Un signal très clair a d’ailleurs été envoyé sur les intentions de l’Azerbaïdjan, avec la visite d’État de Recep Tayyip Erdogan dans l’enclave du Nakhitchevan le 25 septembre dernier, quelques jours après l’offensive décisive contre le Haut-Karabakh. Ce territoire azéri est en effet séparé géographiquement du reste de l’Azerbaïdjan par l’Arménie. Or, il ne manquerait qu’une jonction de quarante kilomètres pour le réunir au reste du territoire de Bakou. Depuis l’accord de 2020, le projet du corridor du Zanguezour est ainsi devenu omniprésent dans le discours d’Ilham Aliyev, qui rêve ouvertement de le concrétiser « par la force »). Mais contrairement au corridor de Lachine, seule connexion terrestre du Haut-Karabakh à l’Arménie, le tracé de celui de Zanguezour nécessiterait de traverser une province méridionale de l’Arménie, le Syunik. L’objectif in fine de l’Azerbaïdjan serait d’annexer ce territoire et de créer ainsi une vaste connexion « panturque », reliant la Turquie à l’Asie centrale via l’Azerbaïdjan. Qu’au passage, l’intégrité territoriale de l’Arménie soit bafouée en la coupant de sa frontière avec l’Iran, et au risque de bouleversements géopolitiques majeurs, ne semble pas en mesure d’arrêter les ambitions azéries et turques. Ce projet répond, en effet, à un plus large projet qui trouve ses racines dans l’idéologie panturquiste des nationalistes turcs, visant à réunir sous la bannière d’Ankara tous les peuples turcophones du monde altaïque.
Créer une connexion terrestre passant par le territoire arménien, mais demeurant exclusivement sous juridiction arménienne et assurant la liaison entre le Nakhitchevan, l’Azerbaïdjan et la Turquie, serait pourtant une autre solution possible. Cette solution d’équilibre, respectueuse du droit international, s’avère cependant résolument contraire aux intérêts des deux alliés turcophones, aussi est-il peu probable qu’ils l’acceptent.
En cas d’annexion forcée, il serait donc attendu que la Russie réagisse. L’Arménie demeure en effet son alliée au sein de l’OTSC, dont l’article 4 l’obligerait à une action militaire en cas d’agression.
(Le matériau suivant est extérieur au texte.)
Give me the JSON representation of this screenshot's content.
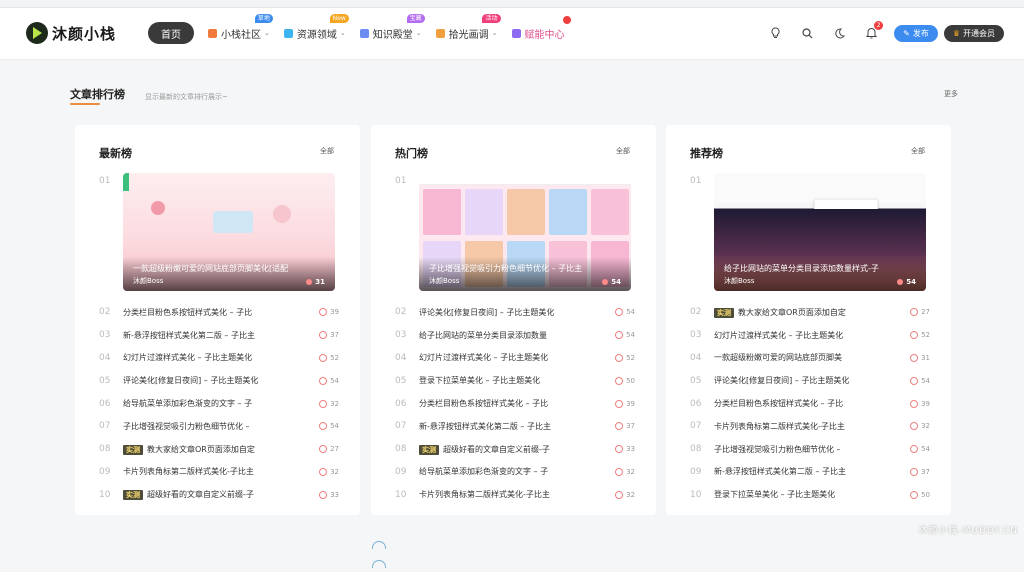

L’issue du conflit gelé du Haut-Karabakh permet néanmoins d’anticiper un immobilisme total de la part de Moscou, entièrement dédié au conflit ukrainien.
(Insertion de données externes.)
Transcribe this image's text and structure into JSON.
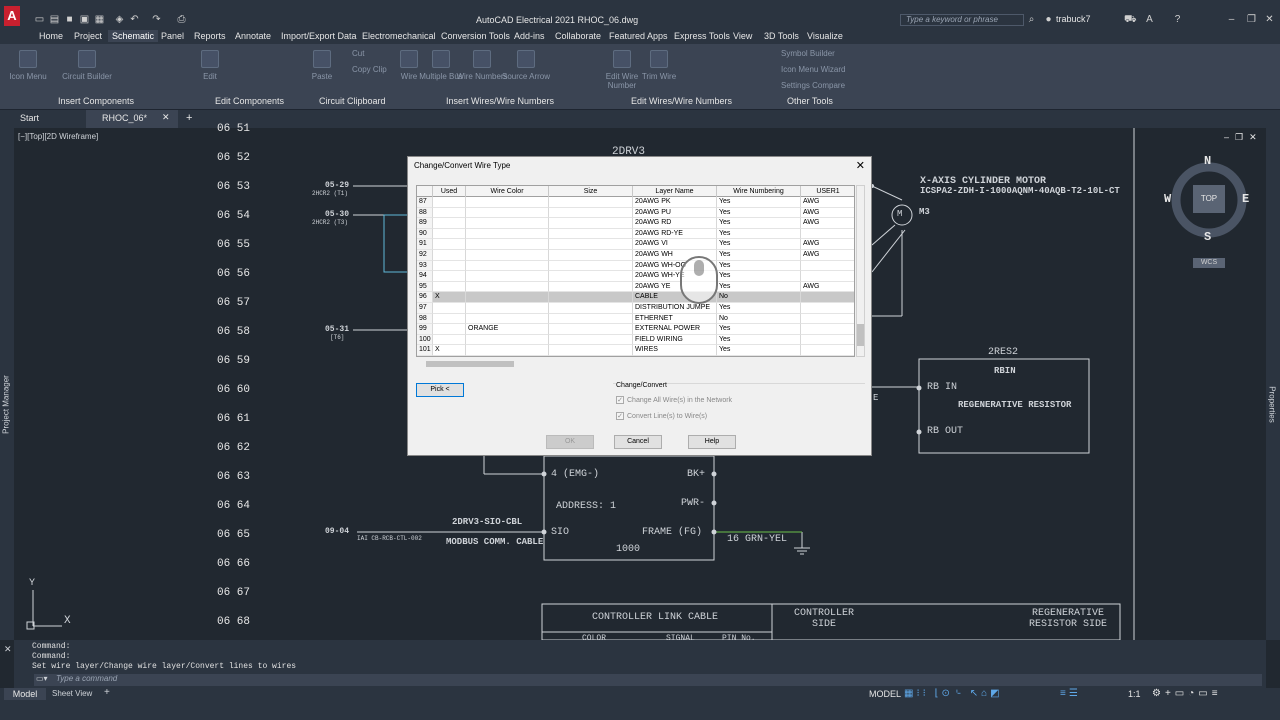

Mais face à une influence russe en retrait dans une zone qui était traditionnellement son « étranger proche », l’Iran s’avère désormais être le seul recours possible pour protéger l’Arménie de la prédation panturquiste, car il est lui aussi directement concerné et menacé par l’éventualité du corridor du Zanguezour, De longue date, Téhéran entretient de bonnes relations avec Erevan. L’Arménie est en effet un excellent partenaire commercial, un « pont » permettant à l’Iran d’être connecté au monde russe et à l’Europe via la Géorgie et le Caucase. Historiquement, la proximité entre l’Iran et la Transcaucasie est particulièrement ancienne et renforce la légitimité de son droit de regard sur la situation géopolitique locale. On a régulièrement rappelé que les khanats du Haut-Karabakh et l’Arménie elle-même ont longtemps été territoire perse. Les traités du Golestan (1813) et de Turkmentchaï (1828) ont certes acté leur cession à l’Empire russe, mais n’ont jamais pu amoindrir la permanence de l’influence culturelle iranienne dans la région. Le Caucase est donc de longue date, à son corps défendant, le lieu de confrontation du monde altaïque, ou turcophone, et du monde iranien, deux mondes dont les expressions locales sont manifestes.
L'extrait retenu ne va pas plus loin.